Work and pensions secretary Esther McVey has asked the National Audit Office (NAO) and the Charity Commission to investigate Motability after concerns were raised about its connected company.
Scrutiny over the charity began on Tuesday when the Daily Mail used figures from Motability Operations Group’s accounts for 2017 on its front cover, including that it was holding £2.4bn in reserves and paying its chief executive Mike Betts £1.7m a year.
According to its website the charity, Motability, "sets the strategic policies and direction of the Motability Scheme" which provides vehicles that have been adapted for disabled people. The charity contracts Motability Operations to run the scheme.
In its initial response, the charity said the newspaper “totally misunderstood what this £2.4bn of reserves represents” and that Motability Operations independently decides Betts' pay based on the market for such a role.
It also disputed the Mail's assertion that the Betts' wage is publicly funded, saying Motability Operations is “categorically not funded by the public purse”.
Recent Charity Commission review
The Charity Commission issued a statement on Tuesday saying it recently undertook a “detailed review” of the charity’s financial accounts and of its relationship with Motability Operations.
But the Commission said “That review did not identify regulatory concerns about the charity’s governance or its relationship with the commercial company.
“It is not for the Commission to comment on the pay of the chief executive of a large non-charitable commercial company.
“However, we have made clear to the trustees of the charity Motability that the pay of the chief executive of its commercial partner Motability Operations may be considered excessive and may raise reputational issues for the charity. These reputational issues are for the trustees to manage.”
McVey: 'Commission should look again'
In the House of Commons yesterday, McVey called for the Commission's review of Motability to be reopened and asked the NAO to investigate it as well.
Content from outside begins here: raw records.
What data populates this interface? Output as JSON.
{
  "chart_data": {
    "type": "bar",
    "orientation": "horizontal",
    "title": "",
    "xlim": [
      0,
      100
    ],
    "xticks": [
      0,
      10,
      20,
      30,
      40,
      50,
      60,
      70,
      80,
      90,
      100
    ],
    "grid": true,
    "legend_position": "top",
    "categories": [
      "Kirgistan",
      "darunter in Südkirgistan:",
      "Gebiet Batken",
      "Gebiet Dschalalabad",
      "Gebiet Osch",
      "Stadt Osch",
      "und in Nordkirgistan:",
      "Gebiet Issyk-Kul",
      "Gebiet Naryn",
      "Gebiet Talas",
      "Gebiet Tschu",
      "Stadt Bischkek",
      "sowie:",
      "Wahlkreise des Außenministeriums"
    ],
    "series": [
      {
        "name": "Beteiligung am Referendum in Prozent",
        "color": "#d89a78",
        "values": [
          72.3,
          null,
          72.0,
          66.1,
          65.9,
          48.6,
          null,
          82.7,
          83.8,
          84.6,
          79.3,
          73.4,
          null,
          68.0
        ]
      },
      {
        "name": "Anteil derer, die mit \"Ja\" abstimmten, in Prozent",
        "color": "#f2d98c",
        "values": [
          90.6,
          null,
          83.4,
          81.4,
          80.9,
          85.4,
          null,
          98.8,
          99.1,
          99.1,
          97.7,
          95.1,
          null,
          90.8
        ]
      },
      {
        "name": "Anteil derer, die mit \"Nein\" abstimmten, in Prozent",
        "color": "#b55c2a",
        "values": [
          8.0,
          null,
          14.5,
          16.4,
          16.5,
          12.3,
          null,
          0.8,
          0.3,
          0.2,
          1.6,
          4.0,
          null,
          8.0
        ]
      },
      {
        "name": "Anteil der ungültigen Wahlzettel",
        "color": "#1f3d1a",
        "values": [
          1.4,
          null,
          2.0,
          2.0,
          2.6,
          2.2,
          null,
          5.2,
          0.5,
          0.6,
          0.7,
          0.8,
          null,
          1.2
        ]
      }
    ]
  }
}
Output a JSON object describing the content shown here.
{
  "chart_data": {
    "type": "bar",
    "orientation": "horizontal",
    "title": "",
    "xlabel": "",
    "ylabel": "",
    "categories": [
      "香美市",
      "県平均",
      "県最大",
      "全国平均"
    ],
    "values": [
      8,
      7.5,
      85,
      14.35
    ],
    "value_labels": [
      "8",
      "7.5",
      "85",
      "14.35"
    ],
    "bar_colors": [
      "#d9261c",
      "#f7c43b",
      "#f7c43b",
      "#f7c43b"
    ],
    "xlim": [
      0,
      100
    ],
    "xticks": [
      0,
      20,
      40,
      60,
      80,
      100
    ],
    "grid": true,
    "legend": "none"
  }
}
Speaking in response to an urgent question from Labour MP John Mann, who repeated many of the Mail’s assertions, McVey recognised that the charity Motability and the company Motability Operations are separate entities but said the voluntary organisation “is wholly responsible for the strategic direction of the Motability scheme”.
She said: “In the light of the current focus on corporate governance issues and the use of public money, I have today asked the NAO to consider undertaking an investigation into this matter. I am keen for the NAO to look at how Motability is using taxpayers’ money.”
McVey said the Charity Commission “should again look into what has happened”.
“I would say that that review needs to start again,” she said.
She also agreed with a comment from Labour MP Liz McInnes, calling for her to “pay particular attention to the conduct of the trustees”.
Civil Society News has asked the Commission to respond to McVey's comments but it is yet to do so.
The Work and Pensions and Treasury select committees also announced they wished to jointly scrutinise “Motability bosses” in Parliament on 5 March.
A spokesperson for the Work and Pensions committee told Civil Society News the bosses it wished to scrutinise included the charity’s director Declan O’Mahony and its chair and founder Baron Sterling of Plaistow.
It also wished to question Betts and Motability Operations chair Neil Johnson.
Charity: There are inaccuracies
Yesterday evening, the Motability charity said “a significant number of incorrect statements” were made during the Parliamentary debate and said it would be writing to McVey and other MPs to “refute every single inaccuracy”.
It made three points in a statement on its website:
- The £2.4bn reserves are not held by the charity. They are held by Motability Operations, an independent company which is contracted to deliver the Motability Scheme on the ground.
- Motability has absolutely no role in the eligibility criteria or award of mobility allowance to disabled people. That is – and always has been – the Department for Work and Pensions’ role.
- Motability categorically does not receive “a direct grant from government” for the scheme. The Motability Scheme does not rely on government, or the taxpayer, for direct funding.
Motability Operations also published a response on its website, saying it is owned by a group of UK banks and does not receive government funding.
It said its reserves of £2.4bn “are not held in cash but are entirely invested in its fleet of around 630,000 cars”, which “provides a capital base that protects the business against risk”.
“Management is paid for performance, according to targets set by the board and agreed with shareholders,” it added.